Every year, Alphabet (GOOG -0.02%) (GOOGL -0.09%) pays for the placement of Google as the default search engine in web browsers. It files those payments under "traffic acquisition costs," or TAC, on its income statement. Last year, Alphabet paid nearly $33 billion in TAC, and one company benefited greatly from those payments: Apple (AAPL -1.00%).

Apple collected around $10 billion in TAC payments last year, according to estimates from Bernstein analyst Toni Sacconaghi. He expects that number to climb to $15 billion this year, and it could reach $20 billion next year. He estimates Google's payments will account for about 9% of Apple's gross profits in fiscal 2021.

Here are some questions investors should be asking.

An iPad and two iPhones.

Image source: Apple.

What's the upper limit Alphabet could pay?

The reason Alphabet continues to pay more money year after year is because the amount of search traffic and ad clicks on smartphones continues to grow rapidly. Sixty-eight percent of all search ad clicks took place on smartphones in the second quarter, according to data from Merkle. That number was less than 60% two years ago, and less than 40% in 2016. Google, thanks to being the default search engine on Apple's Safari mobile browser, gets an even higher share of its ad clicks from smartphones -- 71%.
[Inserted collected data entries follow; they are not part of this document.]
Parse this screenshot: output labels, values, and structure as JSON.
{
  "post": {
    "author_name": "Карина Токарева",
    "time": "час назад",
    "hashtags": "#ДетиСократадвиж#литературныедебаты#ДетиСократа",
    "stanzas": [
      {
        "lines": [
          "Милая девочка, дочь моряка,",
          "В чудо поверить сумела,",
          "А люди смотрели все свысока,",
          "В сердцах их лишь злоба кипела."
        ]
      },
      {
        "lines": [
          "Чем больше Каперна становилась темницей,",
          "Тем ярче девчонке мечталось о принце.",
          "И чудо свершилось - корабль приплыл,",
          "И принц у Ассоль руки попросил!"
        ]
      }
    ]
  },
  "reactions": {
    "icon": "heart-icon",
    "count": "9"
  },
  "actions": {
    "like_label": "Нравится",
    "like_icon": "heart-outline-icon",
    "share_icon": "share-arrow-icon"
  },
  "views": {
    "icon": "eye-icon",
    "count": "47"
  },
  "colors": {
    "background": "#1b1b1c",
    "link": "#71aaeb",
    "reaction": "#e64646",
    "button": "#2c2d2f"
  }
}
On top of that, those clicks are increasingly valuable. Google search ad spend on smartphones continues to grow while desktop search ad spend declines.

Considering Apple's dominant position in the smartphone industry -- it has around 25% of the global installed base and more than half of the valuable U.S. market -- Google needs to ensure it stays the default search engine on iOS. 
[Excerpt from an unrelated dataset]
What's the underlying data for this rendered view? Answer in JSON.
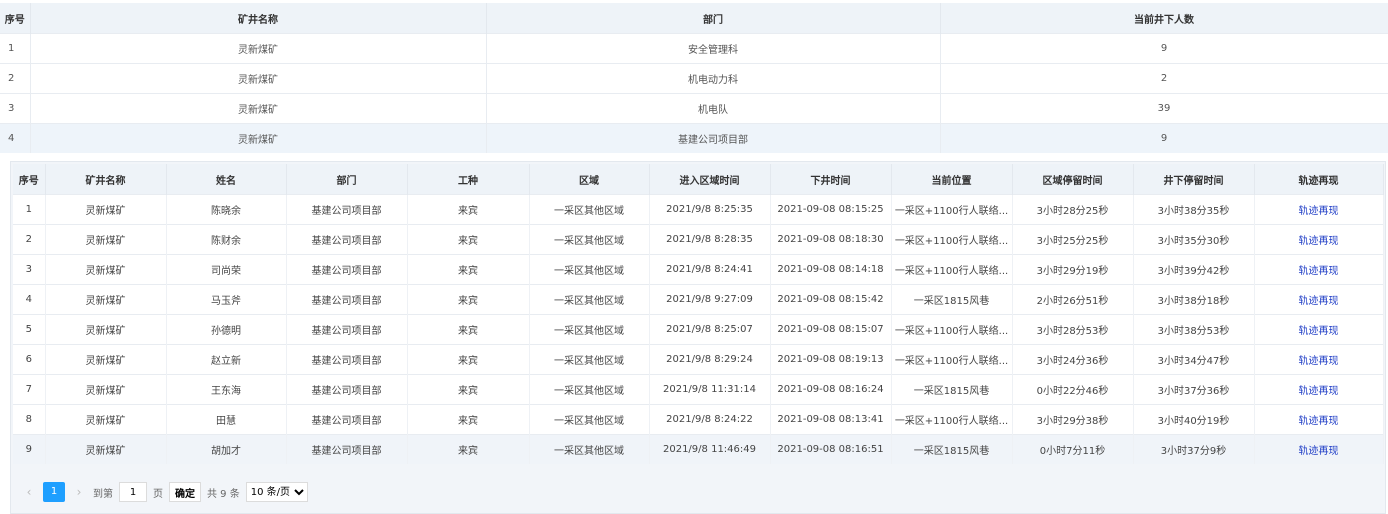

But it wouldn't make sense for Google to pay more in TAC than it generates from search ads. That number was an estimated $25 billion for 2020 in the middle of last year, and will likely be revised higher after Google's outperformance in the second half. Based on Google's growth rate in 2021 and the continued shift to digital advertising and mobile, it could be closer to $40 billion to $50 billion this year. And as more ad spending shifts to mobile, that figure will continue to outpace Google's overall search ad revenue growth.

That puts quite an upper bound on Google's willingness to pay. But at some point, Google will look to put a cap on its TAC with Apple, and growth will slow.

Will regulators have a problem with Google's strategy?

Another reason Google continues to pay Apple year after year is to protect its position as the default search engine. Rival Microsoft (MSFT -0.32%) also has deep pockets, and it could still spend quite a bit and make a deal with Apple profitable. There are also several smaller search engines vying for a spot as Apple's default search engine.

Regulators may see Google's tactics as anticompetitive. By paying its way into people's pockets, Google is preventing smaller competitors from even having a chance at winning.

With the increased scrutiny regulators are giving big tech companies these days, the chances of a crackdown are going up. And as the payments get bigger, they go up even more. Sacconaghi said he believes any regulatory changes are still years away, but they could have a 4% to 5% negative impact on Apple's gross profits if there's an adverse ruling.

For Google, it's unclear how much damage it would cause if it could no longer guarantee its status as the default search engine. Many users would likely change their defaults to keep Google, but many more won't if Microsoft's relative success on desktop devices is any indication. Bing has a 12% market share, in line with Microsoft's Edge browser market share.

Should Apple make its own search engine?

Apple currently collects billions from Google just for changing a few lines of code in its Safari browser. But if Apple developed or acquired its own search engine and made that the default, it could potentially collect even more revenue.

It's unlikely Apple would be able to capture all of Google's revenue opportunity on iOS. First of all, there will be users that switch to Google's products regardless. (Think how many people download Google Maps and Gmail for their iPhone instead of using Apple's default apps.) 

Second, Apple probably doesn't have the same monetization capabilities as Google. Google's built an ecosystem of ad tools for both supply and demand. It has millions of active advertisers already using those tools. And it has a ton of user data it can use to make sure the right ad shows up in front of the right person at the right time. Google's dominance across mobile and desktop ensures it can retarget ads when users switch devices, too. In short, a Google ad, even a search ad, is more valuable than an ad on most other platforms.

As long as Google keeps paying Apple more and more every year, the latter should probably be fine collecting its high-margin checks. But Apple should be ready to deploy its own solution if regulators crackdown on tech companies or Google reassesses its strategy.